Die australische Rockgruppe Midnight Oil vor dem Hintergrund einer Tagebau-Uran-Mine, welche auf einen ihrer Hits, Blue Sky Mine, anspielt («nothing's as precious as a hole in the ground»)

Der Umweltaktivist, Arzt und Parlamentarier Bob Brown (*1944), der sich engagiert für die Erhaltung der Wälder um den Frankston River in Tasmanien einsetzte, um sie vor den Holzfällern zu schützen. Das Portrait erzählt die ganze Geschichte.

Auch ein Foto ist ein Portrait — die beiden Captains nach dem Rugby-Finale.
Die Geschichte hinter dem Bild wurde aber offenbar lange Zeit falsch erzählt.

Auf diesem Bild ist das Pferd «Blue Mountain» das Subjekt nicht der Jockey

Ein Abguss des Kopfs von Ned Kelly, einem notorischen Bushranger, nach dessen Hinrichtung.

Neben den vielen einzelnen Portraits, bei denen es immer vor allem um die dargestellte Person und nicht um den Künstler geht, wird aktuell auch noch ein Ausschnitt aus dem Lebenswerk des bekannten Porträtisten Rick Amor gezeigt. Daraus war die zeitliche Entwicklung seiner Arbeit leicht ersichtlich.



Wie in allen nationalen Museen und Galerien in Canberra ist auch der Eintritt in die National Portrait Gallery gratis. Daneben gab es noch eine Sonderausstellung (AU$ 10), die das Thema Portrait auf sehr plastische Weise interpretiert. Uns blieb der Mund offen stehen: die Personen waren wohl aus Silikon hergestellt, doch mit derartiger Präzision, dass man sie von Lebenden kaum unterscheiden konnte:

«Unsettled Dogs», 2012, Sam Jinks (die Figuren sind nur ca. 80 cm gross, was sie fast surreal erscheinen lässt)

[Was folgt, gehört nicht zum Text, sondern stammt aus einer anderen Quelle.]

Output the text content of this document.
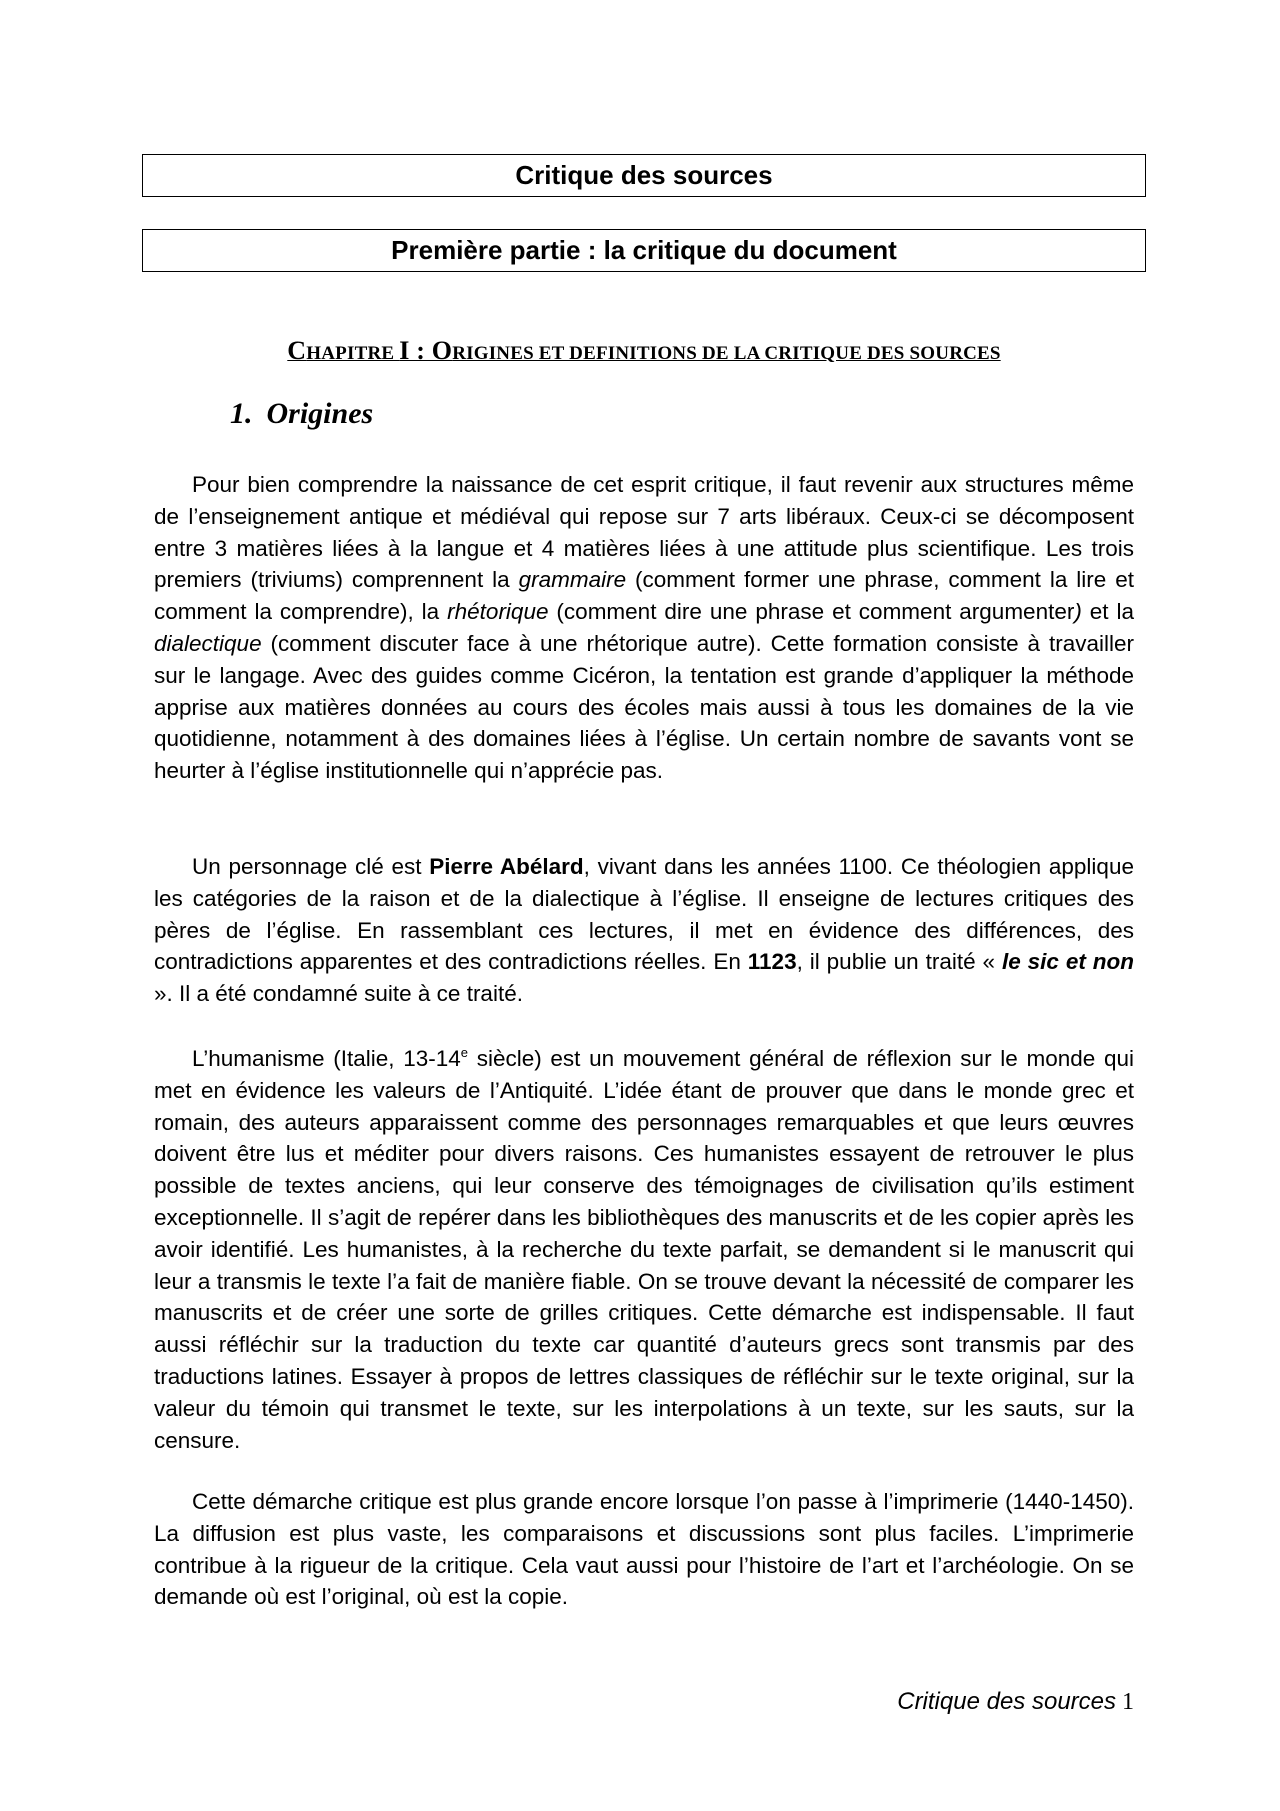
Critique des sources
Première partie : la critique du document
CHAPITRE I : ORIGINES ET DEFINITIONS DE LA CRITIQUE DES SOURCES
1. Origines

Pour bien comprendre la naissance de cet esprit critique, il faut revenir aux structures même de l’enseignement antique et médiéval qui repose sur 7 arts libéraux. Ceux-ci se décomposent entre 3 matières liées à la langue et 4 matières liées à une attitude plus scientifique. Les trois premiers (triviums) comprennent la grammaire (comment former une phrase, comment la lire et comment la comprendre), la rhétorique (comment dire une phrase et comment argumenter) et la dialectique (comment discuter face à une rhétorique autre). Cette formation consiste à travailler sur le langage. Avec des guides comme Cicéron, la tentation est grande d’appliquer la méthode apprise aux matières données au cours des écoles mais aussi à tous les domaines de la vie quotidienne, notamment à des domaines liées à l’église. Un certain nombre de savants vont se heurter à l’église institutionnelle qui n’apprécie pas.

Un personnage clé est Pierre Abélard, vivant dans les années 1100. Ce théologien applique les catégories de la raison et de la dialectique à l’église. Il enseigne de lectures critiques des pères de l’église. En rassemblant ces lectures, il met en évidence des différences, des contradictions apparentes et des contradictions réelles. En 1123, il publie un traité « le sic et non ». Il a été condamné suite à ce traité.

L’humanisme (Italie, 13-14e siècle) est un mouvement général de réflexion sur le monde qui met en évidence les valeurs de l’Antiquité. L’idée étant de prouver que dans le monde grec et romain, des auteurs apparaissent comme des personnages remarquables et que leurs œuvres doivent être lus et méditer pour divers raisons. Ces humanistes essayent de retrouver le plus possible de textes anciens, qui leur conserve des témoignages de civilisation qu’ils estiment exceptionnelle. Il s’agit de repérer dans les bibliothèques des manuscrits et de les copier après les avoir identifié. Les humanistes, à la recherche du texte parfait, se demandent si le manuscrit qui leur a transmis le texte l’a fait de manière fiable. On se trouve devant la nécessité de comparer les manuscrits et de créer une sorte de grilles critiques. Cette démarche est indispensable. Il faut aussi réfléchir sur la traduction du texte car quantité d’auteurs grecs sont transmis par des traductions latines. Essayer à propos de lettres classiques de réfléchir sur le texte original, sur la valeur du témoin qui transmet le texte, sur les interpolations à un texte, sur les sauts, sur la censure.

Cette démarche critique est plus grande encore lorsque l’on passe à l’imprimerie (1440-1450). La diffusion est plus vaste, les comparaisons et discussions sont plus faciles. L’imprimerie contribue à la rigueur de la critique. Cela vaut aussi pour l’histoire de l’art et l’archéologie. On se demande où est l’original, où est la copie.

Critique des sources 1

Diese 3D-Installation ist fast schon ein Thema für einen Maturaufsatz.

Und übrigens: Fotografieren war nicht nur erlaubt sondern sogar erwünscht. Die Führungen durch die Gallerie sind kostenlos. Alle Portraits, die die National Portrait Gallery besitzt — und nicht nur die aktuell ausgestellten —, sind inkl. Kommentar über die Website zugänglich. So soll sich eine mit öffentlichen Geldern finanzierte Institution dem Publikum präsentieren! Jederzeit wieder einen Besuch wert.